An investor sentiment reward-based trading system using Gaussian inverse reinforcement learning algorithm
Introduction
Many studies have emerged aiming to explain the phenomenon that irrational decisions tend to be biased on the same direction rather than holding rational expectations (De Long, Shleifer, Summers, Waldmann, 1990, Kahneman, Tversky, 1979, Shiller, 2003, Shiller, Fischer, Friedman, 1984). Investor sentiment has become a focus of behavioral finance in recent years (Antoniou, Doukas, Subrahmanyam, 2013, Barber, Odean, 2012, Sun, Najand, Shen, 2016, Tetlock, 2007, Yang, Mo, Zhu, 2014). On the one hand it directly challenges the assumption that participants of the financial markets are rational but on the other hand, it has inspired researchers to design novel trading strategies to exploit premiums caused by investor’s irrational behaviors driven by the market sentiment.
The aim of this research is to reveal the intrinsic relationship between investor sentiment and market returns using the inverse reinforcement learning (IRL) approach by designing an effective trading system. In this study we answer three questions: (i) What is the interaction mechanism between investor sentiment and financial market? (ii) Is there an inherent mapping between this interaction mechanism and future financial market directions? (iii) Can we take advantage of this interaction mechanism to consistently beat the market? Most of the effort in this field has been focused on building direct relationships between investor sentiment proxies and future financial market movements (Bollen, Mao, Zeng, 2011, Kurov, 2010, Yang, Song, Mo, Datta, Deane, 2015), where these relationship indicators are then used to design trading strategies (Yang, Mo, Liu, & Kirilenko, 2017). However, in this paper we model the financial market dynamics as a Markov decision process and regard investor sentiment as a series of actions taken at different market states. Assuming there exists an intrinsic market reward function governing this process, we then extract the reward function using Gaussian process based inverse reinforcement learning algorithm (Qiao & Beling, 2011), and use the rewards to forecast directions of the future marketx returns.
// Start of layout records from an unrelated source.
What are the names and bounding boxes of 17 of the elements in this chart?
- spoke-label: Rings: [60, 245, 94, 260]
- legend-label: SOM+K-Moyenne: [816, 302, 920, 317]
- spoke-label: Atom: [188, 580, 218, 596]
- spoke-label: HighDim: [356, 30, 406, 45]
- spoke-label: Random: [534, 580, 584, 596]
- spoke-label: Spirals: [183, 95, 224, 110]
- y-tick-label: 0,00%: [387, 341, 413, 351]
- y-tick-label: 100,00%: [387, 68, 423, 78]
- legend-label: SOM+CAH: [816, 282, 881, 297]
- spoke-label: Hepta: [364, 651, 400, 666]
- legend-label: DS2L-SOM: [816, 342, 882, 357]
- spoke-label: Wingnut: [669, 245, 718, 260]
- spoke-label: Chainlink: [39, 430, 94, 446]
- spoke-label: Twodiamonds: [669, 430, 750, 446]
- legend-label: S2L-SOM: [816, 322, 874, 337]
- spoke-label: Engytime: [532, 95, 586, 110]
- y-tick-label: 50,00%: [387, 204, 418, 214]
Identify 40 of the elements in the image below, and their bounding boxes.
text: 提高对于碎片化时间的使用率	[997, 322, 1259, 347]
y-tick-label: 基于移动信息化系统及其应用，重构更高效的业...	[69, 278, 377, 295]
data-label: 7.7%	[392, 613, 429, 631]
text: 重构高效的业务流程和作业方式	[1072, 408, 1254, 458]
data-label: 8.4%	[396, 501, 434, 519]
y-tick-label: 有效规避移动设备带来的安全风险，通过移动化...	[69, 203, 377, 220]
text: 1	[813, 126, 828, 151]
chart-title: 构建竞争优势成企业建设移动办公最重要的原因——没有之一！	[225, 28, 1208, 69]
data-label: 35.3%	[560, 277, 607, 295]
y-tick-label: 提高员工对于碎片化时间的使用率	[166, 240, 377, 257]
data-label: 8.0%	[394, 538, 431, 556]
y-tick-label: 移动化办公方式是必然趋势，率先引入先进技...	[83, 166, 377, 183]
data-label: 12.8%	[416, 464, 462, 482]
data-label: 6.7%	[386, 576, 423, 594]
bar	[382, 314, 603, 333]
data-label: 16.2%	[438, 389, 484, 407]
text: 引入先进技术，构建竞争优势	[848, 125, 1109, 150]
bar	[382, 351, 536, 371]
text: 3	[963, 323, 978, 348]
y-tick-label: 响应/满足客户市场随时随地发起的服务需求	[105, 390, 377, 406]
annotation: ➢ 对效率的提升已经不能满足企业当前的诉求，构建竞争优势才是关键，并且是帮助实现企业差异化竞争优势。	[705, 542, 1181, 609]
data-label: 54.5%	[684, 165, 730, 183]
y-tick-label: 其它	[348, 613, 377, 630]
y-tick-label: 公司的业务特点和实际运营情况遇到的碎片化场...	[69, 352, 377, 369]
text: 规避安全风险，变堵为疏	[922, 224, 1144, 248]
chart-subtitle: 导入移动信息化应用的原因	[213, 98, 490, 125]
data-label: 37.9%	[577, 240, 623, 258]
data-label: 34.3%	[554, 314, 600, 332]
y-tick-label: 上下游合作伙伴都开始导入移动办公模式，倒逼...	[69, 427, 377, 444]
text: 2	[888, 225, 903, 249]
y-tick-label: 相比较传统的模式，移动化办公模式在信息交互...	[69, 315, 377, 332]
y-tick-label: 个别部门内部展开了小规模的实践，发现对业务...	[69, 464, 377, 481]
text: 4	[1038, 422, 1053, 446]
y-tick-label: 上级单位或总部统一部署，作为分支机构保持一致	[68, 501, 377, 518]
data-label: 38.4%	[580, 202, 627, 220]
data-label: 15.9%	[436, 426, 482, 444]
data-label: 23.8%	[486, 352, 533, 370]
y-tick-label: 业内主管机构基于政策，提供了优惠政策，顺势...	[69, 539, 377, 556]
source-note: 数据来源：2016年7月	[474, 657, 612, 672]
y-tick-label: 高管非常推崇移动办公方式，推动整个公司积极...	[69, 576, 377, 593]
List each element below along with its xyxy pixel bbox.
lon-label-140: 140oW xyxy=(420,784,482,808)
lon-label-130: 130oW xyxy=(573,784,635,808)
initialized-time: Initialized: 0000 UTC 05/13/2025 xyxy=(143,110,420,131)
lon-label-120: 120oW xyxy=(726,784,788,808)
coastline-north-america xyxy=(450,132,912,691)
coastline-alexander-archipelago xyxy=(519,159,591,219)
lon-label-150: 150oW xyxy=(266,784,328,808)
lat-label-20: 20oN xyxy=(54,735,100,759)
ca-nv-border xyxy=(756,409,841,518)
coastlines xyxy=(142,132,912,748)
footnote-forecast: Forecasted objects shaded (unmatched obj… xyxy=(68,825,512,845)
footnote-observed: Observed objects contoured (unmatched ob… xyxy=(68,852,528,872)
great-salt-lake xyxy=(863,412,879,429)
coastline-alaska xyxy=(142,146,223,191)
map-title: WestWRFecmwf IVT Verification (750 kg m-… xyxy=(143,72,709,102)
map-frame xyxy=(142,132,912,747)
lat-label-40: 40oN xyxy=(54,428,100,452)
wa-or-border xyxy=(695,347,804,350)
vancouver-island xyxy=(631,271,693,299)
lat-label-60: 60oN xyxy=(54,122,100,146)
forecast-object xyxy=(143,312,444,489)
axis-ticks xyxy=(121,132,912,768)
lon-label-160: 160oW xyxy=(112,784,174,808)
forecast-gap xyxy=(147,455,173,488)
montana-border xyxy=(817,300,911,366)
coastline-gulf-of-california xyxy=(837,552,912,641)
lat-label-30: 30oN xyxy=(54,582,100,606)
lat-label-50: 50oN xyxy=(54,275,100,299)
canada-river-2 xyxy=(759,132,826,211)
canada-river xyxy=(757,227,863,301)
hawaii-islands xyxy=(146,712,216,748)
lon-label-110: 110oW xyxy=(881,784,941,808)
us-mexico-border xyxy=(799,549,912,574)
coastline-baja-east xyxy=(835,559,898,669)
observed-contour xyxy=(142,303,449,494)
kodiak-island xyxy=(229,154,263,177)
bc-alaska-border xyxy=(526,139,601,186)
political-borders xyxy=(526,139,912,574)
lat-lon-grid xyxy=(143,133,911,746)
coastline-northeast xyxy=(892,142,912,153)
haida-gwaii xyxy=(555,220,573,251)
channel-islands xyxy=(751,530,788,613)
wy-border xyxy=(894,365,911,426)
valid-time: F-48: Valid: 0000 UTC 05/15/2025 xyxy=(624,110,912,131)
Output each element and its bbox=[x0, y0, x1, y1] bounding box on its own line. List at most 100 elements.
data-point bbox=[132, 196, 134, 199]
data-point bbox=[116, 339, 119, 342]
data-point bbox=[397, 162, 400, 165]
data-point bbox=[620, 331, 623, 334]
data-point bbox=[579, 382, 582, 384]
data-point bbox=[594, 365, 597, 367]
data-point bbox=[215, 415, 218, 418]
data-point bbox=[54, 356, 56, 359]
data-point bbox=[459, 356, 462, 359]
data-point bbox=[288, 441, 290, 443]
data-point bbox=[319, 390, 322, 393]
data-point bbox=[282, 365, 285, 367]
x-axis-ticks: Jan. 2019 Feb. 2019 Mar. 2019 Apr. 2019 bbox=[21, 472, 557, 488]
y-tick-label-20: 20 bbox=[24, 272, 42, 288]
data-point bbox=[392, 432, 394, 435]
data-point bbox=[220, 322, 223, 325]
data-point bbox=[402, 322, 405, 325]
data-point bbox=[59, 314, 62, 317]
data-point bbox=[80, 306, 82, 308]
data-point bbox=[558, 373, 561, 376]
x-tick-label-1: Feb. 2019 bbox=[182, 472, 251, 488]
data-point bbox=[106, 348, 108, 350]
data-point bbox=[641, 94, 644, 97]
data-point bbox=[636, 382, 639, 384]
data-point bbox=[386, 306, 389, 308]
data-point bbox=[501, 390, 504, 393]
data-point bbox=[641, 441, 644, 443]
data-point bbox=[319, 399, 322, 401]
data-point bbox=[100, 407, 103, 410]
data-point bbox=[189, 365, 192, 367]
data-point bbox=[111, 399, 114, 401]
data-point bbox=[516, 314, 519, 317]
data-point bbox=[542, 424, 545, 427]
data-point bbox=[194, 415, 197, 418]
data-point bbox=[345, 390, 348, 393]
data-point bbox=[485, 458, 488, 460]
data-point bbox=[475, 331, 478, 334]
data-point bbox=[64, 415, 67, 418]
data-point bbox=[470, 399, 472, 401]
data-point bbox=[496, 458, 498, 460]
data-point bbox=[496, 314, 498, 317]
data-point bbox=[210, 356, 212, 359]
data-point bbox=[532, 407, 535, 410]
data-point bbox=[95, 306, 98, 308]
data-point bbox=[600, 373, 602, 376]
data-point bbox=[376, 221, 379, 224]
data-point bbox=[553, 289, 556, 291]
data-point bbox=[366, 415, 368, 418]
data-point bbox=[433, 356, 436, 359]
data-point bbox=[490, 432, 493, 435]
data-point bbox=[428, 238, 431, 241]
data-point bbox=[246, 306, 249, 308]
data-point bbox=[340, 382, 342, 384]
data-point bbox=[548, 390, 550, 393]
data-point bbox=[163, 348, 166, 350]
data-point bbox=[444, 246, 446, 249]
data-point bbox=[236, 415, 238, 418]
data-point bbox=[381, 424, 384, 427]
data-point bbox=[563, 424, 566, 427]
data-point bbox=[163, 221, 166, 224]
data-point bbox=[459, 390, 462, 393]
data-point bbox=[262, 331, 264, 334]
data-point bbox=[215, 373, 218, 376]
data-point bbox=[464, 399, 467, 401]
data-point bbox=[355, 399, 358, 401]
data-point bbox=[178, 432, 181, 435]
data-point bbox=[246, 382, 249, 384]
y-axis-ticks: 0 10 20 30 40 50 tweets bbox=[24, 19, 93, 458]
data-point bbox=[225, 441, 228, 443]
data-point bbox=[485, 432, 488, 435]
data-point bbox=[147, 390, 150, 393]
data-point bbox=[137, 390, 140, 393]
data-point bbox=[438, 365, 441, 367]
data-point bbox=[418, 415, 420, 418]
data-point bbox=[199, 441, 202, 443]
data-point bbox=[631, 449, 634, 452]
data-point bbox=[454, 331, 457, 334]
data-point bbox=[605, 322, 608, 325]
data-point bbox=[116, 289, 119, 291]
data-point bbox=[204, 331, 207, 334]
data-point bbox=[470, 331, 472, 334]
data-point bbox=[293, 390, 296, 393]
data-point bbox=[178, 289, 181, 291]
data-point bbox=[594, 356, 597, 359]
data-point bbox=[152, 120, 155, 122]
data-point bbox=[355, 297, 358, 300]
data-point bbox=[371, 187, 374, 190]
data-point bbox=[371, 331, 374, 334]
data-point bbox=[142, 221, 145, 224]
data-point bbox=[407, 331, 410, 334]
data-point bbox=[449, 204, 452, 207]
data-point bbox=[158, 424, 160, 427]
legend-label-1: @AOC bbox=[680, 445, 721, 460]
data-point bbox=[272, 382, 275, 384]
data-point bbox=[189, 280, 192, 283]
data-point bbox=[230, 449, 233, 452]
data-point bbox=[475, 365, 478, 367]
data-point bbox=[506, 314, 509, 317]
The intuition of this approach rests on the evidence that investor sentiment has significant influence on financial market movement. When investors are optimistic about the market, they tend to long assets and contribute to the boom of the market. When investors are pessimistic about the future of the market, they tend to take short positions on assets and contribute to the downturn of the market. Investor sentiment would also adjust itself to these market movements when the asset values deviate too far from the fundamental values. During this process, we posit that the reward function from the inverse reinforcement learning framework is “the most succinct, robust, and transferable definition of the task” (Abbeel & Ng, 2004), assuming the market as a whole follows a Markov process. In other words, the reward function is a feature that can be extracted from the observations of the past interactions between investor sentiment and financial market movement. This process naturally filters out the sentiment signals that do not generate market reactions, and hence the reward-based signals should improve the quality of the forecast where the reward function contains cleaner information of such interactions than the raw sentiment measures at least. Based on this intuition, we hypothesize that the market sentiment reward function should be a good feature space for predicting future financial market directions. Then we can design a profitable strategy based on the sentiment rewards extracted from this inverse learning process.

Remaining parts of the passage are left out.